The Fort Wayne women will join other members of a 200-voice mass choir and orchestra Monday in a commemorative “salute to our nation and the men and women who serve and protect it,” according to Distinguished Concerts International New York, which is sponsoring the event.
Held that evening at Avery Fisher Hall in Lincoln Center for the Performing Arts, the concert, entitled “Of Faith and Freedom,” features music written and conducted by composer Joseph Martin. Included in the program are his “Song for the Unsung Hero,” written in response to the 9/11 attacks, and the world premiere of “A Festive Call to Freedom.”
“I have chosen many of Joseph Martin's choral anthems for my Aldersgate choirs,” says Sturm, director of Music and Worship Arts Ministries at the west side United Methodist church. “We love his music, and he has become one of our favorite composers.”
Called to music ministry
Sturm, an Ohio native with a degree in theater arts, moved with her family to Fort Wayne in 1975. Feeling a tug to music ministry, she studied at Fort Wayne Bible College. In 1989, she was hired at Aldersgate, where she directs or oversees all aspects of worship arts.
As she selected music for her choirs, Sturm gravitated to a certain style, not realizing initially that many of her selections were composed by Martin.

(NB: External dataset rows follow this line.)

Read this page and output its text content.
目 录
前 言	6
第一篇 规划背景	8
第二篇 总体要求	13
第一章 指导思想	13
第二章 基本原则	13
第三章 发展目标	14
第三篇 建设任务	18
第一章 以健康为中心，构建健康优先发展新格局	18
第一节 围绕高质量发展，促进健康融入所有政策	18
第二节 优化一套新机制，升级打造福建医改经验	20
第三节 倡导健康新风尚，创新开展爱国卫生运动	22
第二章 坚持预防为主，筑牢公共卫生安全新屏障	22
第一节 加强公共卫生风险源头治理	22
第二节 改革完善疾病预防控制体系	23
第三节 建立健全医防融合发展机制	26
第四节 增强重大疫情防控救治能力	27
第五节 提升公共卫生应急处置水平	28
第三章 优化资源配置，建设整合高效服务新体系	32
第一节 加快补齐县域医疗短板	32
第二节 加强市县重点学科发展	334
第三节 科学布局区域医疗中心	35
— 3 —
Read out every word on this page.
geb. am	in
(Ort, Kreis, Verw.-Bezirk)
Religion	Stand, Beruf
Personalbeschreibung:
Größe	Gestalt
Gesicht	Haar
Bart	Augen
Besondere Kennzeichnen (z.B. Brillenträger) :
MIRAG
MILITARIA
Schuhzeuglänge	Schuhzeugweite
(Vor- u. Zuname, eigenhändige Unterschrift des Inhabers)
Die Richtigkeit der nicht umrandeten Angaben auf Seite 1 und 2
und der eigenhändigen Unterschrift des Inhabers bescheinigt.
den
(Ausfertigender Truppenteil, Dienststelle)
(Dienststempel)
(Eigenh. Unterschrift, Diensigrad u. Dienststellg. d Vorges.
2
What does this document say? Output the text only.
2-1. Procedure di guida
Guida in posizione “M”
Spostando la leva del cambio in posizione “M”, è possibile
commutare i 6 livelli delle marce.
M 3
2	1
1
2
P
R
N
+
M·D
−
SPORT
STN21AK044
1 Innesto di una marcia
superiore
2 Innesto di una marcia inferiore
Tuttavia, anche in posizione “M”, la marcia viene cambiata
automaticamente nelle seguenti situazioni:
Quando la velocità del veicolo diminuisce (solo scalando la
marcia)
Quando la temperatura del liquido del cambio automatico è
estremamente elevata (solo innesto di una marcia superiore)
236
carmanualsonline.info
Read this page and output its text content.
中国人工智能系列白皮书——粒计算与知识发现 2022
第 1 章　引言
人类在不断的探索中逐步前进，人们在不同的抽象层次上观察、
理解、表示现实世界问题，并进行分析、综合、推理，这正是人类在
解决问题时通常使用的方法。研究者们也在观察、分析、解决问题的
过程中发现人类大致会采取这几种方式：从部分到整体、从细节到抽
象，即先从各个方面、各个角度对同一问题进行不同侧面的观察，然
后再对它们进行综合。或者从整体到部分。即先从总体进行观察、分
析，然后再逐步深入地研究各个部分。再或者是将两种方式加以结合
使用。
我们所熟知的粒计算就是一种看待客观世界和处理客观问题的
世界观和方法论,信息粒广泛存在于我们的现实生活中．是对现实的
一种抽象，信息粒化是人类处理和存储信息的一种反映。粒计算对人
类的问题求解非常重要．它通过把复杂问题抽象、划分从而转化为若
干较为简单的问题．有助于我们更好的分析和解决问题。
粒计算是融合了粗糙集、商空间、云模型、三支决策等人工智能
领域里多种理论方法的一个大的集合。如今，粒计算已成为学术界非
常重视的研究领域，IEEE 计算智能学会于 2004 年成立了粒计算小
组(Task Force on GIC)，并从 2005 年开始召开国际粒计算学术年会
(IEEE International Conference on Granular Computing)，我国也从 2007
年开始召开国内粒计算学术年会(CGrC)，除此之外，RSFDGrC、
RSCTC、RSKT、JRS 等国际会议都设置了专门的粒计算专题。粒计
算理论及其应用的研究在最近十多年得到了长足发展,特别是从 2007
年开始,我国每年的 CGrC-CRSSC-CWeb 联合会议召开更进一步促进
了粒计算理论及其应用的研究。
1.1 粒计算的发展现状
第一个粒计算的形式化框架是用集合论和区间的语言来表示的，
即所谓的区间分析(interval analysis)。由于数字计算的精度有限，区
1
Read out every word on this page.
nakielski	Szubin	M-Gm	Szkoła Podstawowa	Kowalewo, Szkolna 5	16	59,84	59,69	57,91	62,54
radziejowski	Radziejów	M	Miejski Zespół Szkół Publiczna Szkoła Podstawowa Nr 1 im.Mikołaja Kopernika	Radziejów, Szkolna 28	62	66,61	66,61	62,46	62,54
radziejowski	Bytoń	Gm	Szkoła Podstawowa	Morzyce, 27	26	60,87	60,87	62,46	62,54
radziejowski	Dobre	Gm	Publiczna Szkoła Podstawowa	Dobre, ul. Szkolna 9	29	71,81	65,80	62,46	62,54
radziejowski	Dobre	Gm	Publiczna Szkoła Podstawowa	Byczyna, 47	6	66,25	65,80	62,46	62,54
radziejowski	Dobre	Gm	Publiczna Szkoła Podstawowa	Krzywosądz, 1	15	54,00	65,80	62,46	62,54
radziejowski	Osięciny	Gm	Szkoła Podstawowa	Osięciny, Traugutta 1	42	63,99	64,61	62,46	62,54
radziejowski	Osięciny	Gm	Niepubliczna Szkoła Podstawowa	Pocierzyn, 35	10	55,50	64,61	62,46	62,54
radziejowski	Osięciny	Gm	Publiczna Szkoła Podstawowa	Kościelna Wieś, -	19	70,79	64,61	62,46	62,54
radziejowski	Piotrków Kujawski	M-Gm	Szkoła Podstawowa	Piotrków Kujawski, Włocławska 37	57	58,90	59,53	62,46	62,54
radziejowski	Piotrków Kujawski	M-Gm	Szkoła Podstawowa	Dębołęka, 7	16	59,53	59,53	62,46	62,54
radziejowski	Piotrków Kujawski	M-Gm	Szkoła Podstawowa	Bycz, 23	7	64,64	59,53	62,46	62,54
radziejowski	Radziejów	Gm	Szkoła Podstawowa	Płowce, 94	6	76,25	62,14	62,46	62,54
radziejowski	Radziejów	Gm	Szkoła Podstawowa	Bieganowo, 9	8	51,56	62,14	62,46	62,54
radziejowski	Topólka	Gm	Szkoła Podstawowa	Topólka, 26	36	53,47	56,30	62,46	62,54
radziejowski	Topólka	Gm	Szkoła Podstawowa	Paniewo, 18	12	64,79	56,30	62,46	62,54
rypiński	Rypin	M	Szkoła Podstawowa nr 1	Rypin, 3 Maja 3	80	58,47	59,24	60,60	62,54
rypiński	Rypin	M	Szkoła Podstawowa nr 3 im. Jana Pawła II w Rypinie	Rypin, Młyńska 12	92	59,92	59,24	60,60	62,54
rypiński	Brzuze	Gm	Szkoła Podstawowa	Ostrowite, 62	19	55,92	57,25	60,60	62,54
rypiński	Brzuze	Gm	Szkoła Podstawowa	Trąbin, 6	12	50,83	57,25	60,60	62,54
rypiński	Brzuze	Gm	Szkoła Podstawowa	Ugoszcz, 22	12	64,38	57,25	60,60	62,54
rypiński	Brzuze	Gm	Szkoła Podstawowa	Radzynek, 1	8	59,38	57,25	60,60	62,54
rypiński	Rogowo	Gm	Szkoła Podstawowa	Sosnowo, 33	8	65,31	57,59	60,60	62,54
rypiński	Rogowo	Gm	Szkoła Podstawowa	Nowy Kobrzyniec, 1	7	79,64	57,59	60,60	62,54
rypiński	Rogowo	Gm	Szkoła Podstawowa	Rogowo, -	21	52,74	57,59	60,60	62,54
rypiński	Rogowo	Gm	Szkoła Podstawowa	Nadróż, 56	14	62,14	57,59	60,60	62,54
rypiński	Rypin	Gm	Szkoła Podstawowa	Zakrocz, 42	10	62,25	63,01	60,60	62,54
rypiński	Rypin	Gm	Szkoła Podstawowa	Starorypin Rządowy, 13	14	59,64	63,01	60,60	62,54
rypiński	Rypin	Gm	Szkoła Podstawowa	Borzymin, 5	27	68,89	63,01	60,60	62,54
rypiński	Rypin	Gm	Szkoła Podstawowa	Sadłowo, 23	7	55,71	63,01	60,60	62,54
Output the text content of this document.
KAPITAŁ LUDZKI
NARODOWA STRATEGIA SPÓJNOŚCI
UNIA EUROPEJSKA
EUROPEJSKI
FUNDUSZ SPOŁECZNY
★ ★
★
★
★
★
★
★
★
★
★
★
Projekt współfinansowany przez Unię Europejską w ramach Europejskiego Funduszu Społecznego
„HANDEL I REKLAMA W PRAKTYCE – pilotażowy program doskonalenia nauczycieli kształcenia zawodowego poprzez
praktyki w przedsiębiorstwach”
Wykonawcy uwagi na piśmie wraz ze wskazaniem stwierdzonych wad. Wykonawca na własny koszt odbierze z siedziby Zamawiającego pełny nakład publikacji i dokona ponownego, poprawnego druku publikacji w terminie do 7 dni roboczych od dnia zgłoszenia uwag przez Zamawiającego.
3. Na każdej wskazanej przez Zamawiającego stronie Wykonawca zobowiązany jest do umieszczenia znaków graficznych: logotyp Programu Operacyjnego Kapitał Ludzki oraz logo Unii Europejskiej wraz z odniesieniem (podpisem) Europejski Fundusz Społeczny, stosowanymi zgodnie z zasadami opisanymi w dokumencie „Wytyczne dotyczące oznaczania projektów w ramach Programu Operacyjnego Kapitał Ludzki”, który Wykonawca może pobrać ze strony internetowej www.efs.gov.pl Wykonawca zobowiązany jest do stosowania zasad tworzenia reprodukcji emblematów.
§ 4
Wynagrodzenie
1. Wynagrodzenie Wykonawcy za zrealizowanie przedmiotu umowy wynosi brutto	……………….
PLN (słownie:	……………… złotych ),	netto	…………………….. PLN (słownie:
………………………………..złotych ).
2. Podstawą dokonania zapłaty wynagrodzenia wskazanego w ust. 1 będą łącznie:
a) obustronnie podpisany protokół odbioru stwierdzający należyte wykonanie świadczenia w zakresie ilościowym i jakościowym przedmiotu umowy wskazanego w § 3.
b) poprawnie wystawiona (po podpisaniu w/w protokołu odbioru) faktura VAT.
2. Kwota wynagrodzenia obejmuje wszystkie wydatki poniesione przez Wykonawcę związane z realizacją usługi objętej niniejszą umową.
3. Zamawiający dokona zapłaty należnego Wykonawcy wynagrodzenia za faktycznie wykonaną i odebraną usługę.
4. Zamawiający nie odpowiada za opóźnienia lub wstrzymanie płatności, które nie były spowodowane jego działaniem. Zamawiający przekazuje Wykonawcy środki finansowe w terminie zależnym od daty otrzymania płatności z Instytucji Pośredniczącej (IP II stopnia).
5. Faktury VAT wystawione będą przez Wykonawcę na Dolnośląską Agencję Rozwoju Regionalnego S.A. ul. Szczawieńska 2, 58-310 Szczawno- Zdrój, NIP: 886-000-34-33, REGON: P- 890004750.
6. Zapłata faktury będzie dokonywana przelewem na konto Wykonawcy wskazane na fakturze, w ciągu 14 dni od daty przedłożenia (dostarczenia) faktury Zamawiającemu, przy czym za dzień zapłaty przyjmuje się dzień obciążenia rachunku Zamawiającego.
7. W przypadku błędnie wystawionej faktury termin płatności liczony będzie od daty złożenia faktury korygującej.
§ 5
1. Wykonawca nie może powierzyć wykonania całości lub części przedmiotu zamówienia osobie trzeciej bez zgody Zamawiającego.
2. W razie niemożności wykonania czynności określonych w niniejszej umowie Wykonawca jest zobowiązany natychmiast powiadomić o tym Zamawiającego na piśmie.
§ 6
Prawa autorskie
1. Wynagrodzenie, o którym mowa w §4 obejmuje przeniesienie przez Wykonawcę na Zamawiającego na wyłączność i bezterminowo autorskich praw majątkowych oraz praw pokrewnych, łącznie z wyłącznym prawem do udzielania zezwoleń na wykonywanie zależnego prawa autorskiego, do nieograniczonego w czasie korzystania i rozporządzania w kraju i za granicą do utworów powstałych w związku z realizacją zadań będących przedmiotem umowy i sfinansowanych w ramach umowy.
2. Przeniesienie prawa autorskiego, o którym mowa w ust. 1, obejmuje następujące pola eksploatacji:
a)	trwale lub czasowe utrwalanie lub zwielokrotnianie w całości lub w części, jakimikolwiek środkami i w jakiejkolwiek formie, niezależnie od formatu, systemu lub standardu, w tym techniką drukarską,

“His music is so conducive to our traditional style,” she says. “It is very inviting and suits the quality and capabilities of our choir.”
Five years ago, unbeknownst to Sturm, her choirs commissioned and secretly rehearsed an anthem dedicated to her. The first page is framed on the wall of her office.
“They wanted the song to refer to my commitment to sacred music and also to my Native American mission work,” she says. “He (Martin) composed 'Living Water, Guiding Spirit,' and the choirs and instrumentalists presented it in worship in May 2007. Oh my, what a surprise it was!”
The anthem went to print, selling 25,000 copies in the first year.
Singing since childhood
“I grew up singing in the church,” recalls Wagner. “My mother was the children's Sunday School leader, and I have memories of her leading us in various worship and special programs.”
Wagner's love of singing continued through high school and into college at Marion College (now Indiana Wesleyan), where she auditioned for the college chorale.
“Chorale was the first opportunity I had to sing really difficult, true choral music,” she says. “It was so much fun and so challenging.”
Wagner and her family moved to Fort Wayne in 1992, where they visited Aldersgate.
“I went to Marlane after the service and practically begged to sing,” she recalls. She was welcomed into Wesley Choir and Chancel Chorale.
In July, 2011, Wagner, Sturm and three other Aldersgate musicians joined Martin in a European Choral Tour.
“It was amazing!” says Sturm. “The music was patriotic and was presented for service men, women, and families in Germany ... and in concert programs for families at American cemeteries in France. One of the most moving was the concert on the 4th of July at Normandy, France, overlooking Omaha Beach.”
“I really enjoy Joe,” adds Wagner. “He's quite a character and an amazing composer. He has the ability to tell a story with his music.”
At Lincoln Center
During the European tour, the women learned of the New York concert at Lincoln Center.
“My favorite is 'The Epitaph,'” says Wagner. “The lyric is based on a Native American poem. (It) is so inspiring, ... (don't) cry over the loss of death ... see the loved one in nature, the song of a bird or the rush of the wind ... .”
Sturm is moved by “The Awakening,” a dream about a world where there is no music, just sadness and silence — a condition she sees in today's world where traditional music's role in school, church, and society has diminished greatly.
“But suddenly there is an awakening of sound and music and praise to the Giver of the song,” she explains. “It is a very dramatic and powerful anthem. I know there is hope that the beauty of the creation of music will go on, and this is what this song exemplifies.”
Both women anticipate an exhausting, but fulfilling weekend.
“With these anthems being either sacred or patriotic in nature, one can't help but be moved spiritually,” says Sturm.